After working a semester as an arts teacher back in Hjo, Ericson was offered a position at Svenska Slöjdföreningen, an arts and crafts company in Stockholm. She started working at the home and furniture department.

From there, Ericson started working as a consultant in home furnishing for her former teacher Elsa Gullberg. There, she got to know the pewter artist Nils Fougstedt, which was to become her partner in founding Svenskt Tenn in 1924. She got the money to start the company from a small inheritance from her father. The focus of the company was creating modern pewter decorative objects that Ericson designed herself, made by Fougstedt and two other staff members. These objects were displayed at the International Exhibition of Modern Decorative and Industrial Arts in Paris 1925, as well as in other fairs in Sweden and Europe. Later on, Ericson also employed other designers and architects, such as Uno Åhrén to create pewter furniture.
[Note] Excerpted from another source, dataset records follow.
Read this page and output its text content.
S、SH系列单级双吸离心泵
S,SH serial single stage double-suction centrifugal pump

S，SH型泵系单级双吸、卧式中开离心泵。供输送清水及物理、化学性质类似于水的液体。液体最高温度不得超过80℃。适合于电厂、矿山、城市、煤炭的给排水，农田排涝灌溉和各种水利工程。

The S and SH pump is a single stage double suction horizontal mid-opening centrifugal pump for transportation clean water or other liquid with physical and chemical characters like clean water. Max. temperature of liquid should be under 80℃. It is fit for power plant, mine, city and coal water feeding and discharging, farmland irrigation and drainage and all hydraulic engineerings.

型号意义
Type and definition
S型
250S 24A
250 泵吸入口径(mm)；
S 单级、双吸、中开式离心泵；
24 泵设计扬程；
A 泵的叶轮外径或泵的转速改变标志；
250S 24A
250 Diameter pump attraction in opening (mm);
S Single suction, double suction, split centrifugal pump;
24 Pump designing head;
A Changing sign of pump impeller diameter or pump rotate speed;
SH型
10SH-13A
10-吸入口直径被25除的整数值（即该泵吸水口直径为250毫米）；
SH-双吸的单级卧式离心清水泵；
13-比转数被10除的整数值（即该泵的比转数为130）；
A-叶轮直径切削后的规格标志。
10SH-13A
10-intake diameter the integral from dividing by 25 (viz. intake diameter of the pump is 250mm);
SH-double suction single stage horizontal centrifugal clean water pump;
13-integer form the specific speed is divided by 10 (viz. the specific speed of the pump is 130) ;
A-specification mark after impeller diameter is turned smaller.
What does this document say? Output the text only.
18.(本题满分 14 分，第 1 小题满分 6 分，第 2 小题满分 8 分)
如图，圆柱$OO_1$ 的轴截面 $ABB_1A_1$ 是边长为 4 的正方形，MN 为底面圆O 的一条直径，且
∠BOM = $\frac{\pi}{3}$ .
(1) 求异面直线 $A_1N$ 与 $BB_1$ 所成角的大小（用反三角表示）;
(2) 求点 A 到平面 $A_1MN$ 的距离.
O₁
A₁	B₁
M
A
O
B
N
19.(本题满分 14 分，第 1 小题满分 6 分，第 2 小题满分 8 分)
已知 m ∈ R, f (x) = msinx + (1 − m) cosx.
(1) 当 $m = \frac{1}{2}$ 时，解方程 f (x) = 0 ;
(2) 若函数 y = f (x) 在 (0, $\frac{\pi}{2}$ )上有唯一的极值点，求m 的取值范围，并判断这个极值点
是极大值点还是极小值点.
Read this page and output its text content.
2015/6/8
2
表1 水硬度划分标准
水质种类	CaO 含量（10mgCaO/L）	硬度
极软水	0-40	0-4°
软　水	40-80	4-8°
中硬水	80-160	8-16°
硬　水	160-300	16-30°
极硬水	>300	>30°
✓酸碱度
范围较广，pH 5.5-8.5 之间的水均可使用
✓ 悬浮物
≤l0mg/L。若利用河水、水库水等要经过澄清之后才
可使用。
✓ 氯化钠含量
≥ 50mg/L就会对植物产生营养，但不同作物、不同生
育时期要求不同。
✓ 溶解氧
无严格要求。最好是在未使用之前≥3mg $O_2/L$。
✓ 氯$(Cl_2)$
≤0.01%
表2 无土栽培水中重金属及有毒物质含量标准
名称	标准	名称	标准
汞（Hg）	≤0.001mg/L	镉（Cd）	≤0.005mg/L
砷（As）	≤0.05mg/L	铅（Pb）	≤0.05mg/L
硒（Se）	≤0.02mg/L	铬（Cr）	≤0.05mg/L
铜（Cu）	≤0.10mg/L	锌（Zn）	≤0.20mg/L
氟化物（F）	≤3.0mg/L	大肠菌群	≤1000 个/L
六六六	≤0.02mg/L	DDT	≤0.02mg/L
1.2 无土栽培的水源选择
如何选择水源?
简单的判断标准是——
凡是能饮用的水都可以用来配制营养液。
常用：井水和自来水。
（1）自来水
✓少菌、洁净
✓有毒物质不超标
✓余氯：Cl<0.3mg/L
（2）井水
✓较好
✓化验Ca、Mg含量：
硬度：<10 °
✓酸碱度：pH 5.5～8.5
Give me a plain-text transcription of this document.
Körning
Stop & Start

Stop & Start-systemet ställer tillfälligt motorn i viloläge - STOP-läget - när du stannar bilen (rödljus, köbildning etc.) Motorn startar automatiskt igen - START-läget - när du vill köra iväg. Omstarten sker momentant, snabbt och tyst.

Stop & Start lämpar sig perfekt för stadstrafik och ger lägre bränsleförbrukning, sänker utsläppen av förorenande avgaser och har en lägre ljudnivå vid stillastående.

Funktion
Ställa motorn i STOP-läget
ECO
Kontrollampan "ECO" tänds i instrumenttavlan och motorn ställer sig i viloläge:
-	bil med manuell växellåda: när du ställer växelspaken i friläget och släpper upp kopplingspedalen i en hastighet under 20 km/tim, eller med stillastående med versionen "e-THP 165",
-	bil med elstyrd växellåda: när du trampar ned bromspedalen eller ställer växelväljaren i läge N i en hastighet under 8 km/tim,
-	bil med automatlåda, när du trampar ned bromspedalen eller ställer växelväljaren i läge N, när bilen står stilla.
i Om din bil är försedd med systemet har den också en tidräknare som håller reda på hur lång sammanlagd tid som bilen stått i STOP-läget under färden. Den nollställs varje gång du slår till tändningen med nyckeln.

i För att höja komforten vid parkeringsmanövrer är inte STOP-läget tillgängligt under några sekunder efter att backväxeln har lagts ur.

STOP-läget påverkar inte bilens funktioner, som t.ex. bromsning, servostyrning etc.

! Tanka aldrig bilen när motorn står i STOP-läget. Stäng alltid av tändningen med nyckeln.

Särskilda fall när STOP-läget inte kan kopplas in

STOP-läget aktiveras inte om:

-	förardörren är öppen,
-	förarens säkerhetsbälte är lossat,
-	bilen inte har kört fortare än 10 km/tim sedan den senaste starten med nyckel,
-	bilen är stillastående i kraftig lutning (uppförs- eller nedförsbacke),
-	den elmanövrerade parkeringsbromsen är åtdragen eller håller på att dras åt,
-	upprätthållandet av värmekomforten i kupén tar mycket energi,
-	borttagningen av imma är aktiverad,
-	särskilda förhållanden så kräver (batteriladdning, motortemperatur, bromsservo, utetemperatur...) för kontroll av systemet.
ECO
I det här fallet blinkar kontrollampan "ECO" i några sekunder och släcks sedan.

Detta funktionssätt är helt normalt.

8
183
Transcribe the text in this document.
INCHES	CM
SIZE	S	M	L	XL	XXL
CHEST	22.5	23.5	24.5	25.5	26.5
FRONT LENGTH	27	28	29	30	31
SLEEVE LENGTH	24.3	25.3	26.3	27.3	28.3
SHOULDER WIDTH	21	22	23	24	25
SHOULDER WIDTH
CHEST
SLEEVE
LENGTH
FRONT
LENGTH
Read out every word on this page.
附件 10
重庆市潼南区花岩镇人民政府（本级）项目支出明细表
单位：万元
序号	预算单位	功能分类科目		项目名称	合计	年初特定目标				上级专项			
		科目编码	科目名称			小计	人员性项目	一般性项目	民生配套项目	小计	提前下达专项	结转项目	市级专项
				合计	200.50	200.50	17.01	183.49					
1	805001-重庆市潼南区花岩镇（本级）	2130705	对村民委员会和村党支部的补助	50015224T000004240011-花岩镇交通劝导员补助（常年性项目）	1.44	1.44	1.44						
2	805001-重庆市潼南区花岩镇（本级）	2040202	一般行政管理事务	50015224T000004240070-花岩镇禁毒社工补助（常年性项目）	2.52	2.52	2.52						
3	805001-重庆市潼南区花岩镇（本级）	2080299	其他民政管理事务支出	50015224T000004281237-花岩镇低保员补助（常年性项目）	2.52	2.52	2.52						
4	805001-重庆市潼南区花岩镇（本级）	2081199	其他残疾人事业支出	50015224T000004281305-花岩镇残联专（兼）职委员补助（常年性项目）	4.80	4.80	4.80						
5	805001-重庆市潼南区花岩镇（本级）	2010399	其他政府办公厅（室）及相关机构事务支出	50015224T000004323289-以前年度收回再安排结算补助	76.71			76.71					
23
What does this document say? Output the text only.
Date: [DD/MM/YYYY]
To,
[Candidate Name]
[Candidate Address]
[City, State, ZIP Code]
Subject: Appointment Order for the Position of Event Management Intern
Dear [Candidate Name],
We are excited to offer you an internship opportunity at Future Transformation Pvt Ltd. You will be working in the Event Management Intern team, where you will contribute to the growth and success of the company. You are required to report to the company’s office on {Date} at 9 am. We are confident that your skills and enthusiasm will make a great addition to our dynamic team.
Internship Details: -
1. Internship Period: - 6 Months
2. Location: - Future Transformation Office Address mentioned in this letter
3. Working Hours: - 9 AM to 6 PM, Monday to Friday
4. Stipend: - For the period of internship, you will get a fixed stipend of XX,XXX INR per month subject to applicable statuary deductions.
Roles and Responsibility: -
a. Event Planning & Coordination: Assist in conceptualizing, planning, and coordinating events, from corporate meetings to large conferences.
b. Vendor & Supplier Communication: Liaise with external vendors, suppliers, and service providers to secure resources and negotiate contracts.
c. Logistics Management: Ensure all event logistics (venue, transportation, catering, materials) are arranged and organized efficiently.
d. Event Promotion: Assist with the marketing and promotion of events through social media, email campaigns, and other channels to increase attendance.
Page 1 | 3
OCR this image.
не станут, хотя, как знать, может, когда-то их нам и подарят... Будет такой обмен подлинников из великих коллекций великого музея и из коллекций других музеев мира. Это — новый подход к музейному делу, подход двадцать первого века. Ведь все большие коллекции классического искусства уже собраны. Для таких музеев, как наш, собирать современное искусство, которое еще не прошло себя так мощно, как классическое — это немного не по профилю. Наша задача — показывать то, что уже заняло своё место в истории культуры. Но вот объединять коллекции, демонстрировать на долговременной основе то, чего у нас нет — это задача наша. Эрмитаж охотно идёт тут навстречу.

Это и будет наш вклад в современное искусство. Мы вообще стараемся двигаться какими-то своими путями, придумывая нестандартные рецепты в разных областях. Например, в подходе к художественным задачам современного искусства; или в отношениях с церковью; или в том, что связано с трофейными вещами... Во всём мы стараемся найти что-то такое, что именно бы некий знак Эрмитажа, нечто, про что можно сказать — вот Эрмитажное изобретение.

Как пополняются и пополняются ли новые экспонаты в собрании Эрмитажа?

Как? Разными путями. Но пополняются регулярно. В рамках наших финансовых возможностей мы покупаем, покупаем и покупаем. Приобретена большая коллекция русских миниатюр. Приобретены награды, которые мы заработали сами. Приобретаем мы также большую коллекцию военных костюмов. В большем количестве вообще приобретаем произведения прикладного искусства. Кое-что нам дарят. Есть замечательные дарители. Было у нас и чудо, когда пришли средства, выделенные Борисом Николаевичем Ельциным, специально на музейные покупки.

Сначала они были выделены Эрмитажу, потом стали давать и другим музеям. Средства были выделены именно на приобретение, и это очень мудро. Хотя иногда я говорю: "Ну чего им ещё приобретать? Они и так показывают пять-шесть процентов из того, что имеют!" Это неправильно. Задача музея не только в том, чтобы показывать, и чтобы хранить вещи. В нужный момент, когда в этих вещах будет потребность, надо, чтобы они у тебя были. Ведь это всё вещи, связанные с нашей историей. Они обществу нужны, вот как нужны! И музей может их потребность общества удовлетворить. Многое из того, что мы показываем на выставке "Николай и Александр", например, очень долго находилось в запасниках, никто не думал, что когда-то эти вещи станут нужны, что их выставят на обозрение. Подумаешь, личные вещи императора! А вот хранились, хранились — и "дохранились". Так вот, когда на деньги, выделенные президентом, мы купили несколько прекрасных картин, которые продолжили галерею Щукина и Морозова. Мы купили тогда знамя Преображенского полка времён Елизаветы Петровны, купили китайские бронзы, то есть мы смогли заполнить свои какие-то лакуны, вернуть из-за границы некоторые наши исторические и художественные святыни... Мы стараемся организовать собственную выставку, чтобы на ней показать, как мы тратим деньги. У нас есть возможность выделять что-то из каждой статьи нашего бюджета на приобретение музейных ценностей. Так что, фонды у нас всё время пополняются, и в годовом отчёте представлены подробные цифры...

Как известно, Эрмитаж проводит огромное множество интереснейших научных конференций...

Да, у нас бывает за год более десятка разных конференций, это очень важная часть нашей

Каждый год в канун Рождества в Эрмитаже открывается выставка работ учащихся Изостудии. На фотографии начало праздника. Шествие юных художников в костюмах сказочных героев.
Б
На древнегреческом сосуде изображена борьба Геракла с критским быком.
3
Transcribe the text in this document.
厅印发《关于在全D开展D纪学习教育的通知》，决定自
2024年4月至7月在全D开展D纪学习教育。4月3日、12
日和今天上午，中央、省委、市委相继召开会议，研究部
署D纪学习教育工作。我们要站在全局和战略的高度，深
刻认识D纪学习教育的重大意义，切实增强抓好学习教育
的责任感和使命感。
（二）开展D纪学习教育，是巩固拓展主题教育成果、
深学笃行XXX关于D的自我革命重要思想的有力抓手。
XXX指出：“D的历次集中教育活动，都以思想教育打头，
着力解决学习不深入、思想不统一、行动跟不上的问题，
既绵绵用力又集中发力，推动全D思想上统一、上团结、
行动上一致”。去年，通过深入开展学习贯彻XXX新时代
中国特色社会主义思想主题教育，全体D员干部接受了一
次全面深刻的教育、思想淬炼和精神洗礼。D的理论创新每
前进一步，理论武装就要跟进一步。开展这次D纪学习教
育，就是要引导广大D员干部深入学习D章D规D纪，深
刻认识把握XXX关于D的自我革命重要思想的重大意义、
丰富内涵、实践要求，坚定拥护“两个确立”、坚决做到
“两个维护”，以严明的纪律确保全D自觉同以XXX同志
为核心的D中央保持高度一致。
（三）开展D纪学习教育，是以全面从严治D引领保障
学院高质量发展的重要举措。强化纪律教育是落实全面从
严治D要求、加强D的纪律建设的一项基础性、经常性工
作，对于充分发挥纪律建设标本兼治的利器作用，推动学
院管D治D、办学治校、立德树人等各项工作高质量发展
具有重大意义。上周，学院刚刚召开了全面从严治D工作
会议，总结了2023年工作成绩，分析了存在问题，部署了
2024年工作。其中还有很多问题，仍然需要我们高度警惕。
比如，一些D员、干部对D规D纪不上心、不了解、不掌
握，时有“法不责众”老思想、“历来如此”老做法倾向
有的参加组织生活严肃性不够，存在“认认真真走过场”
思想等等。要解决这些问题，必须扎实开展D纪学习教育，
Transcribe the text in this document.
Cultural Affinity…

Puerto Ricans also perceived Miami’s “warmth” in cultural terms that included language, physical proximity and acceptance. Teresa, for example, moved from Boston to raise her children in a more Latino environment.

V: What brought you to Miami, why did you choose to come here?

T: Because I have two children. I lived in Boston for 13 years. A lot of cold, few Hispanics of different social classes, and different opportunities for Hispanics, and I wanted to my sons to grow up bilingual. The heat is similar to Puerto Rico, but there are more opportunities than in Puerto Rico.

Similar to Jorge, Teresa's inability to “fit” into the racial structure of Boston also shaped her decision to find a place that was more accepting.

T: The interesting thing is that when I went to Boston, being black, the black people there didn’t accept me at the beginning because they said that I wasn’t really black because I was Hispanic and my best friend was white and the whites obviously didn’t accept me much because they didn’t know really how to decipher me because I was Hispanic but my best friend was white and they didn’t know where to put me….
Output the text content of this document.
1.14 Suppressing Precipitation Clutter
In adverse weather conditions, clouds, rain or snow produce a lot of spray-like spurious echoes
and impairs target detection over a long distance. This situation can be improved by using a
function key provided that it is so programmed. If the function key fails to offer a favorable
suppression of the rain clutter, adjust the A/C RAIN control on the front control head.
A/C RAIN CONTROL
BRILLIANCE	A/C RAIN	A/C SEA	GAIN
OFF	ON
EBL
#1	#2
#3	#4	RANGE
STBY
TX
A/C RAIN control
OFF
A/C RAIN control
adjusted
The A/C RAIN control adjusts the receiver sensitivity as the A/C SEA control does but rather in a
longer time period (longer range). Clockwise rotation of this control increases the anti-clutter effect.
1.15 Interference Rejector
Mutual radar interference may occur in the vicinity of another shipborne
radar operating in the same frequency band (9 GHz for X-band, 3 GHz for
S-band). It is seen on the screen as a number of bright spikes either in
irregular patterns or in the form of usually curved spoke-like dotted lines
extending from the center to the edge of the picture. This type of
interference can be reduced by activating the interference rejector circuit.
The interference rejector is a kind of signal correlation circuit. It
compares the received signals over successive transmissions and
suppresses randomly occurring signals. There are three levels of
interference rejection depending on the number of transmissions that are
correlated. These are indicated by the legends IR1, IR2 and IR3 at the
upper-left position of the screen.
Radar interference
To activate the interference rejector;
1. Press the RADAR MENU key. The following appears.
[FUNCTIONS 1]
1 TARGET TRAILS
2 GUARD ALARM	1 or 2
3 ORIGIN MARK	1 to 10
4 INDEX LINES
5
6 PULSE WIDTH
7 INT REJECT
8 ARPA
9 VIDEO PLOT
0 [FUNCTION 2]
Ten years later, in 1934, Ericson employed the Austrian functionalist designer Josef Frank to Svenskt Tenn. This companionship was the start of a new era for the company, expanding in furniture design and interior decorating. Svenskt Tenn, Frank and Ericson were representatives for the "Swedish Modern" style – a new interpretation of functionalism, a softer and more nature inspired functionalism.
In her later years, Ericson again started creating pewter objects of her own design, up until her death in 1981.